Entity versus Aspect
Separation of these terms is fundamental in Dust. The Entity represents the "existence", be it a message, a software component, a real life object or person. The Entity has a life cycle independent from the computer environment, and its computer representation must be synchronized to reflect those changes - this is why we have "information systems". Behind all operations Dust manages entity instances in the background; all information packages come and go in Dust in Entity instances.
Aspects are "objects" of declared and managed types having attributes and implementing business logic (that is: processing and responding to incoming messages). An Entity instance has a collection of Aspects, which collection may change along the life of the Entity - so the Entity itself has a history of changing Aspects, while the Aspects have history of changing Variants, receiving and sending messages.
In any business logic (software code) we can only see Aspects. We use and communicate with these feature collections, not the Entities themselves. Every Aspect instance, where my business logic is integrated, have the list of required service components, with which I have to communicate to do my job. These links are defined in my type, declared when the application configuration is created (deployed to the actual running environment), and resolved when my entity is loaded. In fact, most business logic does not have to get and store entities dynamically, variable content come with the messages that it has to process.
Knowing this, I assume that the business logic code should never access entities, nor aspects directly, through a memory reference or object instance.
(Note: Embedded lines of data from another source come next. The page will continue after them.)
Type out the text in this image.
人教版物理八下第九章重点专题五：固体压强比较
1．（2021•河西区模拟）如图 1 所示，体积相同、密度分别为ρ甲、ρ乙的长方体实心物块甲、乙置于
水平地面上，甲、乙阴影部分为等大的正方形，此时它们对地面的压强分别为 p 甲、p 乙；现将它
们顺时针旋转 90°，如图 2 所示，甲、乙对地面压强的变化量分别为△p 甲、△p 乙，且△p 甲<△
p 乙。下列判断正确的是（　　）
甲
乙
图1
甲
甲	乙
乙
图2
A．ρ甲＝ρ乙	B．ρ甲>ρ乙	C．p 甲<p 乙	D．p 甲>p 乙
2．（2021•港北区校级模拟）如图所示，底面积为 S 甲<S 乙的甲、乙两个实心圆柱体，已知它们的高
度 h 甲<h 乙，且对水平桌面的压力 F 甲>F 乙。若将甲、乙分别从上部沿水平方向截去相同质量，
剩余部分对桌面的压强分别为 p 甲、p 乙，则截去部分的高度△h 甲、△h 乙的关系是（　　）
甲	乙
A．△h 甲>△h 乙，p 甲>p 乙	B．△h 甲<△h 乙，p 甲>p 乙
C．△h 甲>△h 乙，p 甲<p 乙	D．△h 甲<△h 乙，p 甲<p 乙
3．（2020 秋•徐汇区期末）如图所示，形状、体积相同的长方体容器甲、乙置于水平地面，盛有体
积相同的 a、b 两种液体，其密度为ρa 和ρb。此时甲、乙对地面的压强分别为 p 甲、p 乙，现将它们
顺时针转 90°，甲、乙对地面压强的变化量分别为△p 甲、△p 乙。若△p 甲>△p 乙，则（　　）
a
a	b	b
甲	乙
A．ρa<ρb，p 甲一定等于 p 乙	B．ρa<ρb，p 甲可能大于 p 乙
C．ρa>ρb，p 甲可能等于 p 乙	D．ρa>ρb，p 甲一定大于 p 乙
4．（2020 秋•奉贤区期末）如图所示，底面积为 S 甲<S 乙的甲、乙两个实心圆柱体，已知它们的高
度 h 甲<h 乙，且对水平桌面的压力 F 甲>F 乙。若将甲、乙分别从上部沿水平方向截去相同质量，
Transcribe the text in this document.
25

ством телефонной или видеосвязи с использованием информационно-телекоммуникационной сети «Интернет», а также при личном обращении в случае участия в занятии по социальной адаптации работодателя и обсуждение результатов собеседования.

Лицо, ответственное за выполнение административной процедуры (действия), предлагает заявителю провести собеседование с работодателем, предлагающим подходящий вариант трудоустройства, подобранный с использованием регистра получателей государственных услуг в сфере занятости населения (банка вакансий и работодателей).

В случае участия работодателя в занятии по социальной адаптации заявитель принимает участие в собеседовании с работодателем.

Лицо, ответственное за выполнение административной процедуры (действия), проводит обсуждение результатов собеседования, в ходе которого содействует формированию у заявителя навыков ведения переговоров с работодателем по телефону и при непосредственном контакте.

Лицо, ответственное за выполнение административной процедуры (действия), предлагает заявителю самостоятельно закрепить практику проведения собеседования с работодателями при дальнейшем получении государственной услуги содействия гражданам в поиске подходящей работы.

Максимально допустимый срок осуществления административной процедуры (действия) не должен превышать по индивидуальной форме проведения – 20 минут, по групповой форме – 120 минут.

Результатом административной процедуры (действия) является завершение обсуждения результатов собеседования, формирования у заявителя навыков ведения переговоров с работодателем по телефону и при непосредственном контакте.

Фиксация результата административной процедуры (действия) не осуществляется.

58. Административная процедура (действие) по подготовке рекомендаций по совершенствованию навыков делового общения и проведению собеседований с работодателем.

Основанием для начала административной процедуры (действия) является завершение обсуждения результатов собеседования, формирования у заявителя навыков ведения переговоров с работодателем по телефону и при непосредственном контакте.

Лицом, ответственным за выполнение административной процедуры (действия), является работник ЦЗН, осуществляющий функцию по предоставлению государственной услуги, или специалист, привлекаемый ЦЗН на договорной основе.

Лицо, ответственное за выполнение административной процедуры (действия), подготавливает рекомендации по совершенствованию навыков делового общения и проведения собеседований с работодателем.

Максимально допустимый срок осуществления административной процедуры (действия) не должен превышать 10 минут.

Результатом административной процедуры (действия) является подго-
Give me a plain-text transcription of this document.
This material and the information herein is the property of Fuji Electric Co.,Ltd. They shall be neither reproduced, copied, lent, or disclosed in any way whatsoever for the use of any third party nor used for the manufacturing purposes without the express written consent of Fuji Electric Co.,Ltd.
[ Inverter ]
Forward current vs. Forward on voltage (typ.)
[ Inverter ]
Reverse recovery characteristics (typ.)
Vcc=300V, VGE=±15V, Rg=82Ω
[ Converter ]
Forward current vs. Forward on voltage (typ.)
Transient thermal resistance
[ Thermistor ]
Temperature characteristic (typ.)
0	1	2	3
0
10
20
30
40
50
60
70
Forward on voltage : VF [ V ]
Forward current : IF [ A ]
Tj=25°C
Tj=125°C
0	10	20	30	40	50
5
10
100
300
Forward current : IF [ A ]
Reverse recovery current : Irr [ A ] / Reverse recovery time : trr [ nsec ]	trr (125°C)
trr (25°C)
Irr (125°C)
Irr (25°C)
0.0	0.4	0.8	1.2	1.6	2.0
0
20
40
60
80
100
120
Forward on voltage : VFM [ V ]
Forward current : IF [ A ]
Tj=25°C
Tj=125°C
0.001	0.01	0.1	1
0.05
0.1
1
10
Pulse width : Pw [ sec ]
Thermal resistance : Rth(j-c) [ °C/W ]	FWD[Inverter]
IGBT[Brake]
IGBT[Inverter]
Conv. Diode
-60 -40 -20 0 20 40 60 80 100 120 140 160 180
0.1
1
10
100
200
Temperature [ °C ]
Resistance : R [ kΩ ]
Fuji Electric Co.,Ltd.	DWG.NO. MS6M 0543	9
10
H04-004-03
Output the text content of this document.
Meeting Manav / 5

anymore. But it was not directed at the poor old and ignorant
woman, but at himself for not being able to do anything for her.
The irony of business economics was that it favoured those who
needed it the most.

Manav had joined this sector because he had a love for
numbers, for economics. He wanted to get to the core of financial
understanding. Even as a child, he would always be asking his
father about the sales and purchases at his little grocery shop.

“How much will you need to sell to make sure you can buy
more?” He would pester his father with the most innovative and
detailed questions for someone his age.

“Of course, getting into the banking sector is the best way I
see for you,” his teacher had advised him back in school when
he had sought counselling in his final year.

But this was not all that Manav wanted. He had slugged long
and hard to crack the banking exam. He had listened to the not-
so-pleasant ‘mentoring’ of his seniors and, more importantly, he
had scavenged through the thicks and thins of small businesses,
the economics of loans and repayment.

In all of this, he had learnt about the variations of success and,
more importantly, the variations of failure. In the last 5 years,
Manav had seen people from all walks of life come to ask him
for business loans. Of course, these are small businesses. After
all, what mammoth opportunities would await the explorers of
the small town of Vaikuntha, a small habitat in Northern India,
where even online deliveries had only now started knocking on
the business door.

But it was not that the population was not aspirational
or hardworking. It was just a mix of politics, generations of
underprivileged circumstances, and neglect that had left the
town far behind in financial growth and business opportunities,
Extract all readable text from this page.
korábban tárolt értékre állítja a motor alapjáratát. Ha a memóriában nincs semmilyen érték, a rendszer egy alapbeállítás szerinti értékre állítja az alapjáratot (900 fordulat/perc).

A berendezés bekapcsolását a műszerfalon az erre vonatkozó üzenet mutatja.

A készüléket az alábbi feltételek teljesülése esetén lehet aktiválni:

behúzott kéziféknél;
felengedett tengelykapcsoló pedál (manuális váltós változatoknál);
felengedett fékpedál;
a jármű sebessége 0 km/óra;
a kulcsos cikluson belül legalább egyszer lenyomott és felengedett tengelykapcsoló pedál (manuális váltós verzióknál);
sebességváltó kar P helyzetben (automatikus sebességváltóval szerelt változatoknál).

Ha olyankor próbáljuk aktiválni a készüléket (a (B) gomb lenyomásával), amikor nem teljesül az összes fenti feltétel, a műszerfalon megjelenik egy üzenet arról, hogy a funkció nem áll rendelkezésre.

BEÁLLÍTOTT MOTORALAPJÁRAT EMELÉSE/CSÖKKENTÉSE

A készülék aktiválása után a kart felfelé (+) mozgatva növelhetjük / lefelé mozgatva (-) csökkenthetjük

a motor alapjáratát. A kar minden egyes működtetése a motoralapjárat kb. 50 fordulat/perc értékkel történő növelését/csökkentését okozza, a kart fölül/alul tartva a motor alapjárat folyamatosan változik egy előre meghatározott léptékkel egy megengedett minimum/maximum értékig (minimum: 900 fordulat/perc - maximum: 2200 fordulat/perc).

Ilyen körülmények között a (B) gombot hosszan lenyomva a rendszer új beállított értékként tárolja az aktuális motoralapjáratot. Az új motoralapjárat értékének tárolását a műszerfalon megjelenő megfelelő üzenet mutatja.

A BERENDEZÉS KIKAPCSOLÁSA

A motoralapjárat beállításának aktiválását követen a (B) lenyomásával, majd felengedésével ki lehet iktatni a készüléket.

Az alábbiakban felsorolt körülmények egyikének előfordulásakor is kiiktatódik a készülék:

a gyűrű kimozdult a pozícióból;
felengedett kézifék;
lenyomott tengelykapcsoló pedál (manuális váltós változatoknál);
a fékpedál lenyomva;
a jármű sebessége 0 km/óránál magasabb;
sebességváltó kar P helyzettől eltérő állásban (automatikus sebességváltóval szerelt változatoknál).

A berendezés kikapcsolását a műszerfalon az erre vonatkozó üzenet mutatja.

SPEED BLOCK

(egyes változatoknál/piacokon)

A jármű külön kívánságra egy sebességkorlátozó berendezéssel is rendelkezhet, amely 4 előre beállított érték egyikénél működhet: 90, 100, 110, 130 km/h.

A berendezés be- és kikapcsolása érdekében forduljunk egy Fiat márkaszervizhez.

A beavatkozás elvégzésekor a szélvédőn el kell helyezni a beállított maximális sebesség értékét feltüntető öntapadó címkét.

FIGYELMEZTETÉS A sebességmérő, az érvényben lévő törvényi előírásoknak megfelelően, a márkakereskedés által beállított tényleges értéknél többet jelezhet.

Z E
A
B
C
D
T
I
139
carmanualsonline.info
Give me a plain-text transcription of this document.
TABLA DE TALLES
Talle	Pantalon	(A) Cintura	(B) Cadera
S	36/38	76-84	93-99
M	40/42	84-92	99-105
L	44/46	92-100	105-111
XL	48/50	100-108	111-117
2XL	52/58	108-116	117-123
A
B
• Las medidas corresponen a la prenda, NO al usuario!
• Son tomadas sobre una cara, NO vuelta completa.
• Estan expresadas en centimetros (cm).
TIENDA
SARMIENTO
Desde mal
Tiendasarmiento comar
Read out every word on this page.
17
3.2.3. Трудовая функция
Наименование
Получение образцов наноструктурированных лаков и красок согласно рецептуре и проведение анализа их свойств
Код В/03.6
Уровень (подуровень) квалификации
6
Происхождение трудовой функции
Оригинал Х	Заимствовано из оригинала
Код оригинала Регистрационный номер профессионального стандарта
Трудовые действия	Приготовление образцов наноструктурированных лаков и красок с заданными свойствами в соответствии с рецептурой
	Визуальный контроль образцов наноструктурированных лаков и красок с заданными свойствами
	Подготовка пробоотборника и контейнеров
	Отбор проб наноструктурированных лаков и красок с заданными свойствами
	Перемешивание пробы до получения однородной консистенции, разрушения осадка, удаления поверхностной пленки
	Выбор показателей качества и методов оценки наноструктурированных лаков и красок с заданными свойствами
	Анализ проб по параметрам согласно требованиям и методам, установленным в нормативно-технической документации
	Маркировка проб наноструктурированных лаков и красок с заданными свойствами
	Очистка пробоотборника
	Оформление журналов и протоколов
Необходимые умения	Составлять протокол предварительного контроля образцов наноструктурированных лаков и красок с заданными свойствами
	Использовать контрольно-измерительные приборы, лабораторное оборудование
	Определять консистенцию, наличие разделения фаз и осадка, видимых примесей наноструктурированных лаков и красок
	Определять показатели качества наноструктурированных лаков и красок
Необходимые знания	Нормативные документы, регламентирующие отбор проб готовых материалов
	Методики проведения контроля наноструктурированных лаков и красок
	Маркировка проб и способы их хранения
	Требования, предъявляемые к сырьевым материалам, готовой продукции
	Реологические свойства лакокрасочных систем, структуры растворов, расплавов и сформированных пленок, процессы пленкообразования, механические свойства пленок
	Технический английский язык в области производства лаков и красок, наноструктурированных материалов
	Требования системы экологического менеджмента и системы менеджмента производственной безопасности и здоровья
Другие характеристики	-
The Dust kernel API therefore can totally separate the "user" business logic from internal memory and data management, and this is a fundamental step towards security and reliability.
On the other hand, there are special components that have to see through this layer: the generic services like expressions; automatic GUIs that are generated to an Entity by listing its Aspects; or serialization. The idea: i should create Entity, Aspect, Field aspect instances! The component can request them from an incoming Entity instance, and through them it can manage those generic operations. With this trick, there is no programmatic or API difference between kernel and user level code, no new "protected" kernel functions. Of course, the operations must be protected, but again with the same tools as all other Dust security features will be implemented, with the same declaration features.